Coleta de lixo cresce no Brasil, mas 4,7 milhões ainda queimam resíduos em casa

© Imagem / Divulgação / Acervo do Portal

Apesar do avanço nos serviços de coleta de lixo no Brasil, os dados mais recentes da PNAD Contínua (2024), divulgados pelo IBGE, revelam um retrato ainda preocupante da realidade nas áreas rurais.

Em todo o país, 93,1% dos domicílios são atendidos pela coleta de lixo, seja de forma direta (86,9%) ou por meio de caçambas (6,2%). No entanto, 4,7 milhões de lares o equivalente a 6,1% ainda recorrem à queima de resíduos, prática que persiste principalmente no Norte e Nordeste.
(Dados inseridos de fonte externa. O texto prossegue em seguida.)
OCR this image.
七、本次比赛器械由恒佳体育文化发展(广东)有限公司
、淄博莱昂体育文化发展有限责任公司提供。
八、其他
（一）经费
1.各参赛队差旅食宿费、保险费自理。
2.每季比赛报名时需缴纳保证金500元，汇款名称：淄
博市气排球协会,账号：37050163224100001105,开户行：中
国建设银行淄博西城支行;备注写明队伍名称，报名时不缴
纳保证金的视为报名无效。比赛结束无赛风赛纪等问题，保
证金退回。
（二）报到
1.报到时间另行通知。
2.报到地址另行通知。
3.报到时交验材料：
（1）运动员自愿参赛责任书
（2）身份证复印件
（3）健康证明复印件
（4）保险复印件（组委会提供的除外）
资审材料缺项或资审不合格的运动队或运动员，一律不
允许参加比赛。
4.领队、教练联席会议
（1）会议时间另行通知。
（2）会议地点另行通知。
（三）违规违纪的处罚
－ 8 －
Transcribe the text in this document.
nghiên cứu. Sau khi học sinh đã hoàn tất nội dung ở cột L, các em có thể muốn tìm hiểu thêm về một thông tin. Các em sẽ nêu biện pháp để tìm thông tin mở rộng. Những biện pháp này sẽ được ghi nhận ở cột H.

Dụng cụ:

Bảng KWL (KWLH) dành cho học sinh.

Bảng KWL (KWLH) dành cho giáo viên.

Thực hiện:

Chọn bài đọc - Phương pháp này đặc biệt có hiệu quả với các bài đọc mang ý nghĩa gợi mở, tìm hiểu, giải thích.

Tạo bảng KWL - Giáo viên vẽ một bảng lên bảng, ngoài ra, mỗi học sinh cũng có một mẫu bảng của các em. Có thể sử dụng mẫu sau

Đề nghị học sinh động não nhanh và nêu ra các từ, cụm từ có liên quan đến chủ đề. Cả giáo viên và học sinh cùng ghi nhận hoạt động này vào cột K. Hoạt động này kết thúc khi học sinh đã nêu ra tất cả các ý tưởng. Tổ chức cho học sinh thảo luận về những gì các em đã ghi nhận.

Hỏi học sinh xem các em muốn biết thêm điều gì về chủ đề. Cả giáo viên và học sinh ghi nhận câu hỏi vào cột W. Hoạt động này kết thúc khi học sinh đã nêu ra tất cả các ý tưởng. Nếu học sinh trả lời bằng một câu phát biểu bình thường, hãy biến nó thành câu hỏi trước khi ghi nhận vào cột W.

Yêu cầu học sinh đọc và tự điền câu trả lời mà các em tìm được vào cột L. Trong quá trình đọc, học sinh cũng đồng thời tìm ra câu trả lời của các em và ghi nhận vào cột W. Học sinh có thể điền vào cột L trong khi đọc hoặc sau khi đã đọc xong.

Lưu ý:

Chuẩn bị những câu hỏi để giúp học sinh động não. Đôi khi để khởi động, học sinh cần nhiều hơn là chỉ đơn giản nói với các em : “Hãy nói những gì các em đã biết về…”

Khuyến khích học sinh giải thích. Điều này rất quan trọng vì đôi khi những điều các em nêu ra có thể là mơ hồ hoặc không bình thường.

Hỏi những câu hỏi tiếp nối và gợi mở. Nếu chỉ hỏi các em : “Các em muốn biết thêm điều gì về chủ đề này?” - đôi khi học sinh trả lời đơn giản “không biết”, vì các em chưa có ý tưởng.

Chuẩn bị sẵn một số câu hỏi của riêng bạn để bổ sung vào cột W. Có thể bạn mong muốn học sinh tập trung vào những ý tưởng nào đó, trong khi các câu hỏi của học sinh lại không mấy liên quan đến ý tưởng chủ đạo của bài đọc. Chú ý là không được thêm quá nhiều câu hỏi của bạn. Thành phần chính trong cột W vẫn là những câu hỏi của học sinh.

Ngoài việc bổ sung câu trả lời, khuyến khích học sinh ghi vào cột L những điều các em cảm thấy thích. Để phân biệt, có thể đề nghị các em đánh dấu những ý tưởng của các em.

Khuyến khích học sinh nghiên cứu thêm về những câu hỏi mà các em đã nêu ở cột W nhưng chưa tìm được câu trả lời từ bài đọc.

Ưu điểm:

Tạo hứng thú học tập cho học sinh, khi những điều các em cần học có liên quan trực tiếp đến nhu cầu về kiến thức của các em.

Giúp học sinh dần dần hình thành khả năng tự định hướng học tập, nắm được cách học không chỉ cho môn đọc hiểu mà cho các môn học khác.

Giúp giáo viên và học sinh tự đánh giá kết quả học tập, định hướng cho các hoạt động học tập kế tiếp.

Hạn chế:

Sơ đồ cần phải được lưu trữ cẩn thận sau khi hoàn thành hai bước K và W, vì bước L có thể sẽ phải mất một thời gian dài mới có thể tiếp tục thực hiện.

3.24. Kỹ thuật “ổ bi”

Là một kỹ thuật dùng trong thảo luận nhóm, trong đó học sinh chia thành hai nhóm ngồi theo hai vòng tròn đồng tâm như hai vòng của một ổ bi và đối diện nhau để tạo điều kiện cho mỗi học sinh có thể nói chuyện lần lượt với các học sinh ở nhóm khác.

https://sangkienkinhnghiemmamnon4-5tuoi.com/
Entre 2016 e 2024, a cobertura da coleta direta cresceu em todas as regiões, com destaque para o Nordeste, que saltou de 67,5% para 78,4%. Apesar disso, continua sendo a região com menor alcance do serviço.

O contraste entre zonas urbanas e rurais é ainda mais expressivo: enquanto 93,9% dos domicílios urbanos têm coleta direta, nas áreas rurais essa taxa cai para apenas 33,1%.

Queima de lixo preocupa e compromete saúde

A queima de lixo em casa ainda é realidade em 13,1% dos domicílios nordestinos e em 14,4% dos nortistas, totalizando 3,5 milhões de residências.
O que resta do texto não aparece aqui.